Dedikodu ve itibarsızlaştırma gibi insan onurunu rencide eden hiçbir çabaya destek vermeyeceğim, partimiz için samimiyetle çalışan herkesin önemli ve değerli olduğunu davranışlarımla ve yönetim anlayışımla ortaya koyacağım.
Bu açıklama için neden ilçe kongrelerini beklemedim?

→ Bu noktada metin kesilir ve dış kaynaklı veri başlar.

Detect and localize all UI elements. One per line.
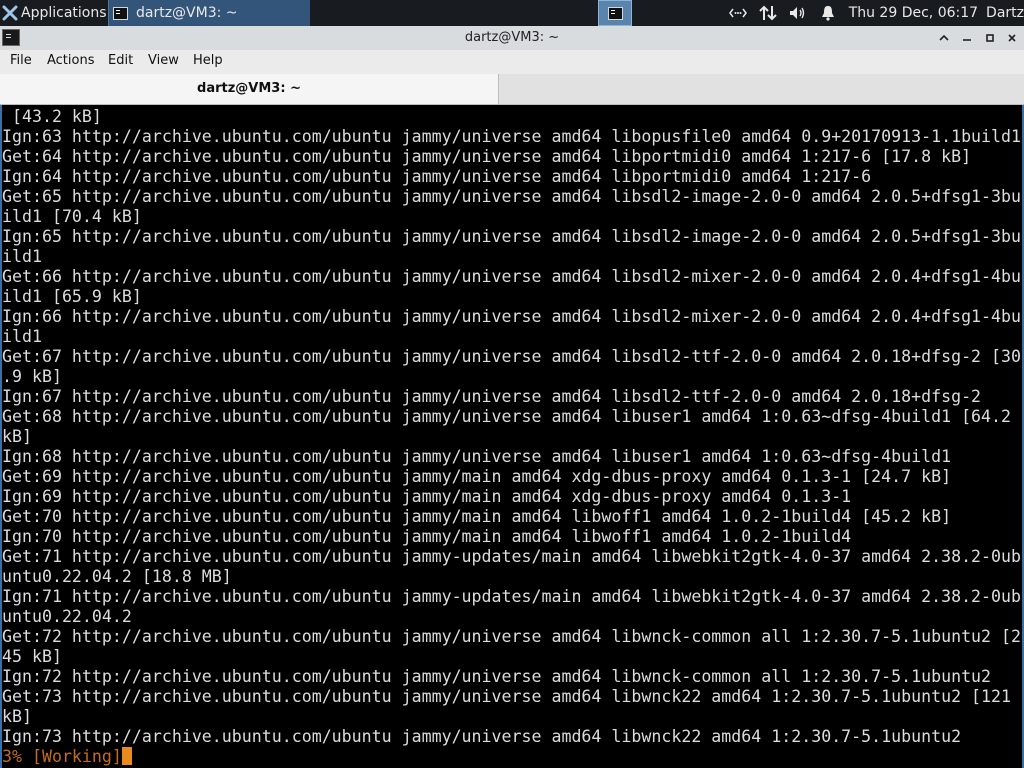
terminal-line: Ign:73 http://archive.ubuntu.com/ubuntu … bbox=[2, 727, 962, 746]
terminal-line: Get:72 http://archive.ubuntu.com/ubuntu … bbox=[2, 627, 1022, 646]
terminal-view[interactable]: [43.2 kB] Ign:63 http://archive.ubuntu.co… bbox=[0, 105, 1024, 768]
system-tray: Thu 29 Dec, 06:17 Dartz bbox=[723, 0, 1024, 26]
terminal-cursor bbox=[121, 747, 132, 765]
terminal-line: Ign:64 http://archive.ubuntu.com/ubuntu … bbox=[2, 167, 872, 186]
window-title: dartz@VM3: ~ bbox=[464, 30, 560, 45]
transfer-icon[interactable] bbox=[757, 2, 779, 24]
terminal-line: ild1 bbox=[2, 247, 42, 266]
terminal-line: .9 kB] bbox=[2, 367, 62, 386]
terminal-output: [43.2 kB] Ign:63 http://archive.ubuntu.co… bbox=[2, 107, 1021, 767]
terminal-line: Ign:71 http://archive.ubuntu.com/ubuntu … bbox=[2, 587, 1022, 606]
applications-label: Applications bbox=[21, 5, 107, 21]
terminal-line: kB] bbox=[2, 707, 32, 726]
terminal-line: Get:65 http://archive.ubuntu.com/ubuntu … bbox=[2, 187, 1022, 206]
terminal-line: [43.2 kB] bbox=[2, 107, 102, 126]
workspace-terminal-icon bbox=[607, 6, 623, 20]
terminal-line: Ign:65 http://archive.ubuntu.com/ubuntu … bbox=[2, 227, 1022, 246]
window-minimize-button[interactable] bbox=[956, 28, 978, 48]
terminal-line: untu0.22.04.2 [18.8 MB] bbox=[2, 567, 232, 586]
terminal-line: ild1 [70.4 kB] bbox=[2, 207, 142, 226]
terminal-line: Get:67 http://archive.ubuntu.com/ubuntu … bbox=[2, 347, 1022, 366]
terminal-line: Get:71 http://archive.ubuntu.com/ubuntu … bbox=[2, 547, 1022, 566]
window-close-button[interactable] bbox=[1001, 28, 1023, 48]
terminal-line: untu0.22.04.2 bbox=[2, 607, 132, 626]
applications-menu-button[interactable]: Applications bbox=[2, 0, 107, 26]
window-titlebar[interactable]: dartz@VM3: ~ bbox=[0, 26, 1024, 51]
volume-icon[interactable] bbox=[787, 2, 809, 24]
close-icon bbox=[1008, 34, 1016, 42]
terminal-line: Get:66 http://archive.ubuntu.com/ubuntu … bbox=[2, 267, 1022, 286]
window-maximize-button[interactable] bbox=[979, 28, 1001, 48]
terminal-line: kB] bbox=[2, 427, 32, 446]
terminal-line: Ign:72 http://archive.ubuntu.com/ubuntu … bbox=[2, 667, 992, 686]
terminal-line: 45 kB] bbox=[2, 647, 62, 666]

Bireysel beklentiler ve küçük grup-hizip ilişikleri üzerine kurgulanan bir siyaset tarzına karşı toplumsal değerleri öne çıkaran, halkın yaşamsal taleplerini merkezine alan bir siyaset anlayışını hâkim kılmak için yola. Çıktım. Kongre süreçlerini tamamlayarak göreve seçilen ilçe Başkanlarımızı ve Yönetim kurullarını tebrik ediyorum, bundan sonra seçilecek İlçe Başkanlarımıza ve Yönetim Kurullarına da şimdiden başarılar diliyorum.
Son olarak;
Bizler sessiz çoğunluğun sıradan, özel olmayan insanları, ortak bir taleplerimiz var;
Bizler Ülkemizin dağları, ovaları, denizleri, ormanları satılsın istemiyoruz,
Kurumları çalışsın, orman yangınında uçakları havalansın, Kızılay depremde barbunya pilaki satmasın,
Bizim oylarımızla seçilen siyasiler 50 araçlık konvoyları ile caka satmasın, iş isteyen gence dilenci gibi para verip kaçmasın.
Bizler, mutlu, başarılı güzel bir ülke olalım istiyoruz.
Bunu ancak; farklılığımızı gözeterek, korkmadan, hakaret etmeden birbirimizin gözlerinin içine bakarak konuşursak başarabiliriz.
Biliyoruz ki ”kurtuluş yok tek başına ya hep beraber ya hiçbirimiz”
Son söz “hayat hakkımız mücadelemiz kadardır”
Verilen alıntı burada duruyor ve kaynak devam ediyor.